Vezirler bunu duyunca dehşete kapılarak, "Tanrı bir babanın kızıyla evlenmesini yasaklamıştır; böyle bir günah işlenirse sonucu kötü olur, ülkemiz mahvolur" dediler.
Kız babasının bu kararını duyunca daha da çok dehşete kapıldı, ama onu bu niyetinden vazgeçireceğine dair umutluydu.
Babasına, "İsteğinizi yerine getirmeden önce üç tane elbise istiyorum; bir tanesi güneş gibi altından, öbürü ay gibi gümüşten olsun; üçüncüsü de yıldızlar kadar parlak olsun. Ayrıca bir de deri manto istiyorum; ama ülkenizdeki her hayvan kendi derisinden bir parçacık verecek" dedi. "Bunları yerine getirmek imkânsız. O zaman babam da bu niyetinden vazgeçer" diye düşündü.
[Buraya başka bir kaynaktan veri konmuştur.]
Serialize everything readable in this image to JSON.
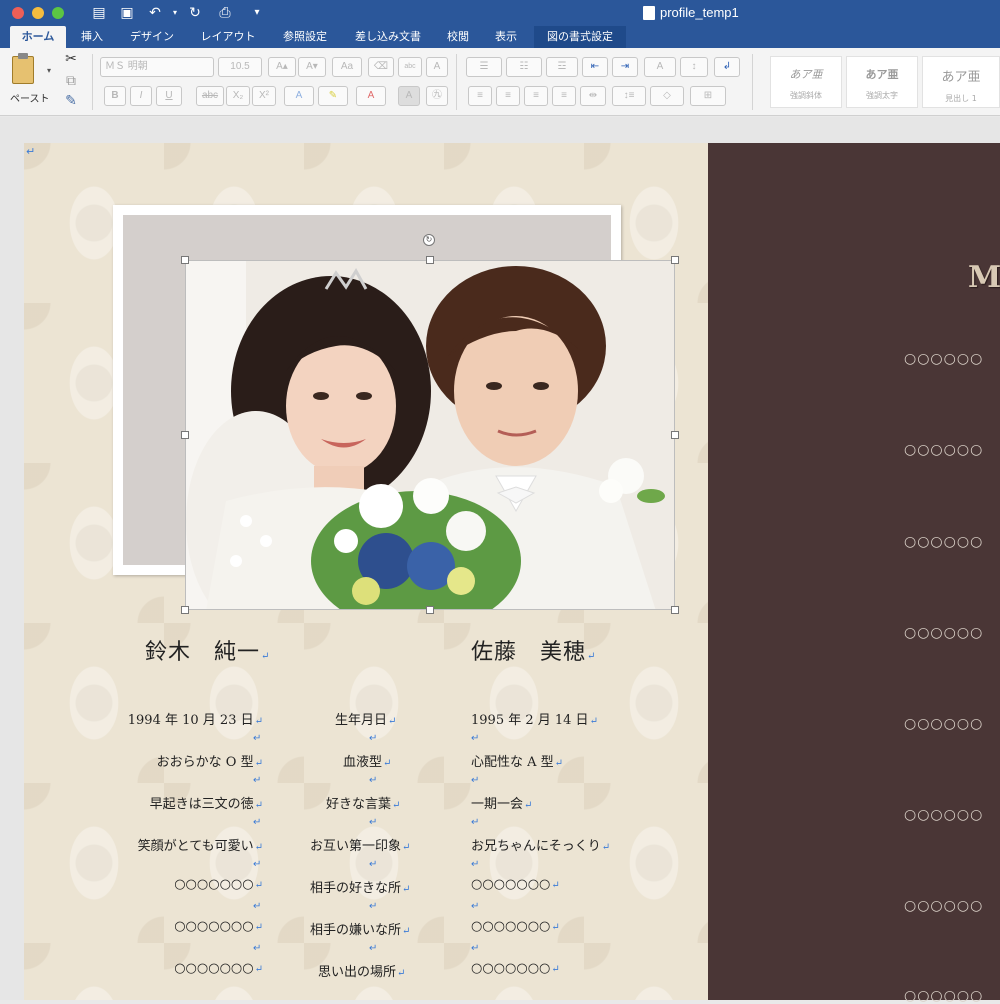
{
  "window": {
    "title": "profile_temp1"
  },
  "tabs": [
    "ホーム",
    "挿入",
    "デザイン",
    "レイアウト",
    "参照設定",
    "差し込み文書",
    "校閲",
    "表示",
    "図の書式設定"
  ],
  "ribbon": {
    "paste_label": "ペースト",
    "font_name": "ＭＳ 明朝",
    "font_size": "10.5",
    "bold": "B",
    "italic": "I",
    "underline": "U",
    "strike": "abc",
    "subscript": "X₂",
    "superscript": "X²",
    "styles": [
      {
        "sample": "あア亜",
        "name": "強調斜体"
      },
      {
        "sample": "あア亜",
        "name": "強調太字"
      },
      {
        "sample": "あア亜",
        "name": "見出し 1"
      }
    ]
  },
  "para_mark": "↵",
  "groom": {
    "name": "鈴木　純一",
    "birthday": "1994 年 10 月 23 日",
    "blood_type": "おおらかな O 型",
    "favorite_words": "早起きは三文の徳",
    "first_impression": "笑顔がとても可愛い",
    "likes": "○○○○○○○",
    "dislikes": "○○○○○○○",
    "memory_place": "○○○○○○○"
  },
  "labels": {
    "birthday": "生年月日",
    "blood_type": "血液型",
    "favorite_words": "好きな言葉",
    "first_impression": "お互い第一印象",
    "likes": "相手の好きな所",
    "dislikes": "相手の嫌いな所",
    "memory_place": "思い出の場所"
  },
  "bride": {
    "name": "佐藤　美穂",
    "birthday": "1995 年 2 月 14 日",
    "blood_type": "心配性な A 型",
    "favorite_words": "一期一会",
    "first_impression": "お兄ちゃんにそっくり",
    "likes": "○○○○○○○",
    "dislikes": "○○○○○○○",
    "memory_place": "○○○○○○○"
  },
  "right_page": {
    "title": "M",
    "lines": [
      "○○○○○○",
      "○○○○○○",
      "○○○○○○",
      "○○○○○○",
      "○○○○○○",
      "○○○○○○",
      "○○○○○○",
      "○○○○○○"
    ]
  }
}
Ama kral vazgeçmedi. Ülkesindeki en becerikli bakire kızlara üç tane elbise sipariş etti; birincisi altından, İkincisi gümüşten, üçüncüsü de yıldızdan dikilecekti. Daha sonra avcılarına ülkedeki tüm hayvanları yakalattırarak derilerinden birer parçacık aldırttı. Bunların dikilmesi çok büyük bir işçilik gerektirdi. Kral her şey bittikten sonra elbiseleri getirterek kızın önüne serdi ve "Yarın düğün olacak" dedi.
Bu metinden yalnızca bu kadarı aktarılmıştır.